The fourth track “Bit O’ Butter” is a slow shuffle which lets Bruce Katz add an airy quality with his key work. “Bit O’ Butter” is a great example of how B. can draw emotion from the listener without overplaying or blasting the listeners ear off. You can hear the David Gilmour influence in his playing on this tune. The fifth song is the only solo song where B. doesn’t have his band behind him. Titled “She’s Gone”, is an acoustic slide guitar song that is a total highlight on the record.

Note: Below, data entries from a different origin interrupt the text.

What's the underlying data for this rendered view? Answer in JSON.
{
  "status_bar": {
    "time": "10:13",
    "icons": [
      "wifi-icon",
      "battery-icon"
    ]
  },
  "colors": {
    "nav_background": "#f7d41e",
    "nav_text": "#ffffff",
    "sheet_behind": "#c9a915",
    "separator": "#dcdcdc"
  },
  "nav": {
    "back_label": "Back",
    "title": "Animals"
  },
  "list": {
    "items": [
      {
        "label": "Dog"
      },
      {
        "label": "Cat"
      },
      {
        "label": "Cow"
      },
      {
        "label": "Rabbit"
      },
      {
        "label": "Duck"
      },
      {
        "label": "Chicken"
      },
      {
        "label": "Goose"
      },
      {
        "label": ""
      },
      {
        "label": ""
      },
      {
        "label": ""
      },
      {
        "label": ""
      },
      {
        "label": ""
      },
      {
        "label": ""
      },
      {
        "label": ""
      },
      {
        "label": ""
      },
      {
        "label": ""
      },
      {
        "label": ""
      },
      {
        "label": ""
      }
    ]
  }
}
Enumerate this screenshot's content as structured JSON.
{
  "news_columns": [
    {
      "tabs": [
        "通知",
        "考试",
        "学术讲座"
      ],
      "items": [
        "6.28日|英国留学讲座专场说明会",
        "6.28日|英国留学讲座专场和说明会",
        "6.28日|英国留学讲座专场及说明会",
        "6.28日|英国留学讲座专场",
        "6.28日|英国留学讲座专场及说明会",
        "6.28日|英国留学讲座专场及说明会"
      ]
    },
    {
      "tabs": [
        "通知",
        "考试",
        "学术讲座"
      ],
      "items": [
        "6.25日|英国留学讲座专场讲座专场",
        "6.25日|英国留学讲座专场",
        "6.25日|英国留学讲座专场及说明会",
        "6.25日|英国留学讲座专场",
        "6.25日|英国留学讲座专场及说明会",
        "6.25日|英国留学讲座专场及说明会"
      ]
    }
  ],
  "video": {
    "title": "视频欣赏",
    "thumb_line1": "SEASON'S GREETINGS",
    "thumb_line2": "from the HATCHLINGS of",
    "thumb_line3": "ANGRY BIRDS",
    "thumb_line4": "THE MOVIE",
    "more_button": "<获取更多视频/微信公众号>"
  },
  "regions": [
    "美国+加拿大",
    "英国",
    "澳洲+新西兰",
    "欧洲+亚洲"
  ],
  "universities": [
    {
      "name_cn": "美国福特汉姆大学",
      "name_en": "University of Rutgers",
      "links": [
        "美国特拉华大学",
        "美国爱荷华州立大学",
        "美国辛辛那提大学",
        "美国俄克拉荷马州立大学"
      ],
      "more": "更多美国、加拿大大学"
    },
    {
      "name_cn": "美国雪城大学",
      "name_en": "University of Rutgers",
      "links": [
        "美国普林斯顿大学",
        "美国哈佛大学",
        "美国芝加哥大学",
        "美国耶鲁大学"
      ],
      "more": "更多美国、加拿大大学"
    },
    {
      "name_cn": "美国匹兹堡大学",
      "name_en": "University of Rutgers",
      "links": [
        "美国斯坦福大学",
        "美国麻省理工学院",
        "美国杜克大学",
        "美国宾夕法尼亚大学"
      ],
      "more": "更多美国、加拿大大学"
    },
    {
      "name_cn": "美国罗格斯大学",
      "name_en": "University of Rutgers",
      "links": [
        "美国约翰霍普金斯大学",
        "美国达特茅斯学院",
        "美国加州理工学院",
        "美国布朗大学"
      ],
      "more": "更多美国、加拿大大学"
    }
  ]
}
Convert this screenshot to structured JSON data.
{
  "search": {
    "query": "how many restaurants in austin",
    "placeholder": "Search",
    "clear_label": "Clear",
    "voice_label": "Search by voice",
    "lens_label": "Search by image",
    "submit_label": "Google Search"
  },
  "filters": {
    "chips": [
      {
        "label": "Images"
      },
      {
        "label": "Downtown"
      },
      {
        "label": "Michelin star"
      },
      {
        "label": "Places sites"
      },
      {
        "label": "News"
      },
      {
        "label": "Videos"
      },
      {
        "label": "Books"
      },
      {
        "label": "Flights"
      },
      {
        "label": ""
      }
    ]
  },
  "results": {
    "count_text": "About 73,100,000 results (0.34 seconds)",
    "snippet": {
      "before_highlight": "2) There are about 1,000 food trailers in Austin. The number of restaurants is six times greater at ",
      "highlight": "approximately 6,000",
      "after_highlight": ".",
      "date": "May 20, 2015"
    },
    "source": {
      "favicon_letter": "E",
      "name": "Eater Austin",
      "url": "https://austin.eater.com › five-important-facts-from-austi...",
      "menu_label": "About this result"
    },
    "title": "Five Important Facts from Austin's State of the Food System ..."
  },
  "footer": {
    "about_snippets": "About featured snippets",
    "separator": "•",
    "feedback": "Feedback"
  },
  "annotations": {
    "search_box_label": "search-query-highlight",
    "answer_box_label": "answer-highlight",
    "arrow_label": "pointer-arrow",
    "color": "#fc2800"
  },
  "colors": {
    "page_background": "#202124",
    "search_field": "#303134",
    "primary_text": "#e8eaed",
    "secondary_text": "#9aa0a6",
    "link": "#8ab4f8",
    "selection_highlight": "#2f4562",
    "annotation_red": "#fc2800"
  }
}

Track six “It’s Alright” picks up the feeling of despair that the last two tracks left you feeling, with a foot stomping, high energy, thumping shuffle. The ending of this tune really shows why Bruce Katz is one of the hardest working Pianists in the industry right now. “It’s Alright” leads right into another tune which is sure to make you dance titled “I’m Drunk”. The tune starts with a catchy horn arrangement, a groovy drum beat by Anton Fig, and a twangy solo by B. Christopher.

Track eight is the first time we hear Michael Powers make an appearance. There is a certain “slinky” quality to this tune that makes you want to listen to it over and over again. Track nine, “Perfect Curves” is another song straight out of the Stray Cats playbook. I will say that the drums seem to steal the show on this one with drummer Shawn Pelton (of the Saturday Night Live Band).

Track ten feels more like a Bruce Springsteen esc. singalong rather than a blues tune, which makes perfect sense that Asbury Park’s own Eddie Testa would be singing on it.

Track eleven “Strike Two” is an instrumental song featuring Nathan East on bass. Although this track feels like a bit of a slow start, the band really comes together around the halfway point, where B. kicks it up a notch in his playing. B.’s soloing in this track really shows that even though for most of this record he holds back his playing in his venture to play more tastefully, he can still turn it on when he needs to.

My personal favorite off of “Two Rivers Back” is track twelve; “Twenty Eight Days.” From the first words that Michael Powers sings “Twenty Eight Days, and Twenty Eight Nights. It’s been four weeks since the lie. It’s not the things you took, it’s the things you’ve left behind,” this track evokes the heartache that every good blues musician strives to accomplish.

Overall “Two Rivers Back” is a completely solid album from start to finish. B. takes you on a journey that hits the blues mark when needed, but also expresses his other sides to playing the guitar.